Si ricorda, in proposito, la altrettanto consolidata giurisprudenza che, a partire dalla sentenza di Cassazione a sezioni unite del 19 dicembre 2009, n. 26906 (e confermata da molte sentenze successive, tra cui da ultimo Cassazione sezioni unite n. 10299/2013) attribuisce al giudice ordinario la giurisdizione sull’azione di risarcimento dei danni subiti da una società a partecipazione pubblica per effetto della condotta degli amministratori o dei dipendenti, quando questa danneggi il patrimonio della società e non direttamente il bilancio pubblico. In sostanza per la Corte ha rilievo la personalità giuridica, di natura privata, delle società di capitali, che non trova nella normativa, secondo la Cassazione, sufficienti elementi che possano portare all’individuazione di una forma speciale di società “pubblica”, distinta da quella regolamentata dal Codice civile. Non basta la proprietà della società, e le norme dedicate alle aziende pubbliche, a qualificarne la “peculiarità” giuridica.

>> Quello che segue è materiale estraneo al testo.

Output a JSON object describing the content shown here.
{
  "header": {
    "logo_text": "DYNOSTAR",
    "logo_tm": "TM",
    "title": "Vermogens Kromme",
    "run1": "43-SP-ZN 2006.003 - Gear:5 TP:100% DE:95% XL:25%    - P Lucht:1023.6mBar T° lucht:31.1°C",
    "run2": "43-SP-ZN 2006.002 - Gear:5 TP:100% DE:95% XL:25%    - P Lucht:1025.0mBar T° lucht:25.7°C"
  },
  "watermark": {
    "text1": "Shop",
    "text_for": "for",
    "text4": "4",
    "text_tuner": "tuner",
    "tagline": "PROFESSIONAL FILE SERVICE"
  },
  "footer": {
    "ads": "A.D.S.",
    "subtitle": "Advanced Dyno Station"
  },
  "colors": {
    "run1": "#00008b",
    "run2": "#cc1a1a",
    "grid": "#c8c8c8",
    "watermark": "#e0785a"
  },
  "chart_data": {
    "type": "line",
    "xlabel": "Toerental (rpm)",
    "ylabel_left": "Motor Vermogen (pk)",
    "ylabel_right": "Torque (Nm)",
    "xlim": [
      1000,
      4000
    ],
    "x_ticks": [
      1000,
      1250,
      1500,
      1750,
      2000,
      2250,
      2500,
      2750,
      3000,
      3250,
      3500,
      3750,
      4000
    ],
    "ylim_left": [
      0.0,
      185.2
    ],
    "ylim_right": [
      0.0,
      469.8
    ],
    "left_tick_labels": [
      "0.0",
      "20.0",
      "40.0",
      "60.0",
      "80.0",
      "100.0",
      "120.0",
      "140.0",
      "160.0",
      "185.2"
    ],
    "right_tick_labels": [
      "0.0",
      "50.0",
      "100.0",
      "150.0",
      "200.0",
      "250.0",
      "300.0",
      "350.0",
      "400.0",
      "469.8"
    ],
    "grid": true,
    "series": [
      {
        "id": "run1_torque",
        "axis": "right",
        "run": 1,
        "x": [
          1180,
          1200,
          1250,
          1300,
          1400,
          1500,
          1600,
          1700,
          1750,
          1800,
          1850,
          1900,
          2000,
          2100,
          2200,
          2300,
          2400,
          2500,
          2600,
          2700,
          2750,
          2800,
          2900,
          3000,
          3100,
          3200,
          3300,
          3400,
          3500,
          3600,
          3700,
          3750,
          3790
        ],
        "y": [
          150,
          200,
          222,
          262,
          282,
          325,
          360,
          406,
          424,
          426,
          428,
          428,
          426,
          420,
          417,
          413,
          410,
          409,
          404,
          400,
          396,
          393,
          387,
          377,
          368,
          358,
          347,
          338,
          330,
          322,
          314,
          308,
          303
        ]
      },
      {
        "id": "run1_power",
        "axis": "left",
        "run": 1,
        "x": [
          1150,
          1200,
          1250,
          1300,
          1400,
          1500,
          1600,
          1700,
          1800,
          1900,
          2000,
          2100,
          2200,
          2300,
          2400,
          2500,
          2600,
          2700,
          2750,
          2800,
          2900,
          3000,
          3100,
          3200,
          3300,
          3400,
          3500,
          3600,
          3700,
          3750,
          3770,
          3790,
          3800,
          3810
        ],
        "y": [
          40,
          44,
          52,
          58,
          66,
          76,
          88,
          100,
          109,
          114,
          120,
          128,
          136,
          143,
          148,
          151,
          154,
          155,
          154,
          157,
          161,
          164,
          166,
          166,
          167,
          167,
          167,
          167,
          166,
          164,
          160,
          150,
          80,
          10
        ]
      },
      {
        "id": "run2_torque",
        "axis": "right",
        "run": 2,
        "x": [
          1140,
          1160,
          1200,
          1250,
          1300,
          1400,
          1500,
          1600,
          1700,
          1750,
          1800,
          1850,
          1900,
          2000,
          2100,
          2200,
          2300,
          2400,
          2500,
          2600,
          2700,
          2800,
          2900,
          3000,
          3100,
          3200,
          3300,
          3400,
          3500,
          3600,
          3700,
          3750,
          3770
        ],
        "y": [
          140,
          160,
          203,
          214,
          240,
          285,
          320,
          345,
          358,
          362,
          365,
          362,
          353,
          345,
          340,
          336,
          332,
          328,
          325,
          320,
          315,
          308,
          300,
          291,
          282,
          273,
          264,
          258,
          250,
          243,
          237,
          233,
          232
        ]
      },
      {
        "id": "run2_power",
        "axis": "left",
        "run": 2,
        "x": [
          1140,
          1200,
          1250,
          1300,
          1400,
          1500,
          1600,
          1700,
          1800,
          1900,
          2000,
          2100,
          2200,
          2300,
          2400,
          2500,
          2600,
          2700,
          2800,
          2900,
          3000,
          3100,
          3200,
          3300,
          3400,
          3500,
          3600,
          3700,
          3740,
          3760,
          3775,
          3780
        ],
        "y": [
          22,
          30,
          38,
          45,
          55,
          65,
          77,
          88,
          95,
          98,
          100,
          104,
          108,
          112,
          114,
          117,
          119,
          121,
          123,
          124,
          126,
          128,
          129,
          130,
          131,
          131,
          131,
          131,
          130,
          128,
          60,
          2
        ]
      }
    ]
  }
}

Pertanto, in linea di principio, la giurisdizione della Corte dei conti non si esercita sugli organi societari che abbiano appunto recato un danno al patrimonio della società ma non a quello dell’ente controllante. In tal caso devono semmai ritenersi responsabili di danno erariale gli amministratori dell’ente pubblico che abbiano omesso di esercitare correttamente i diritti e doveri di socio, determinando così una perdita di valore della partecipazione. In sostanza, sono gli amministratori del Comune che rischiano di dover rispondere alla Corte dei conti di danno erariale e non i consiglieri di amministrazione della società, verso i quali l’ente pubblico ha il dovere di attivarsi secondo le azioni proprie previste dal Codice, prima tra tutte l’azione sociale di responsabilità ex articolo 2393 del Codice civile.
Va ricordato, per inciso, che la natura delle varie azioni è assai diversa: l’azione contabile è fondamentalmente sanzionatoria e richiede pertanto la verifica del dolo o della colpa grave; l’azione sociale di responsabilità ha scopo ripristinatorio ed è sufficiente la colpa lieve.
Gli amministratori di società, però, non per questo possono dormire sonni tranquilli, visto che, nel caso di gestione di denaro pubblico, possono appunto essere chiamati a risponderne ai sensi della sentenza n. 17660/2013.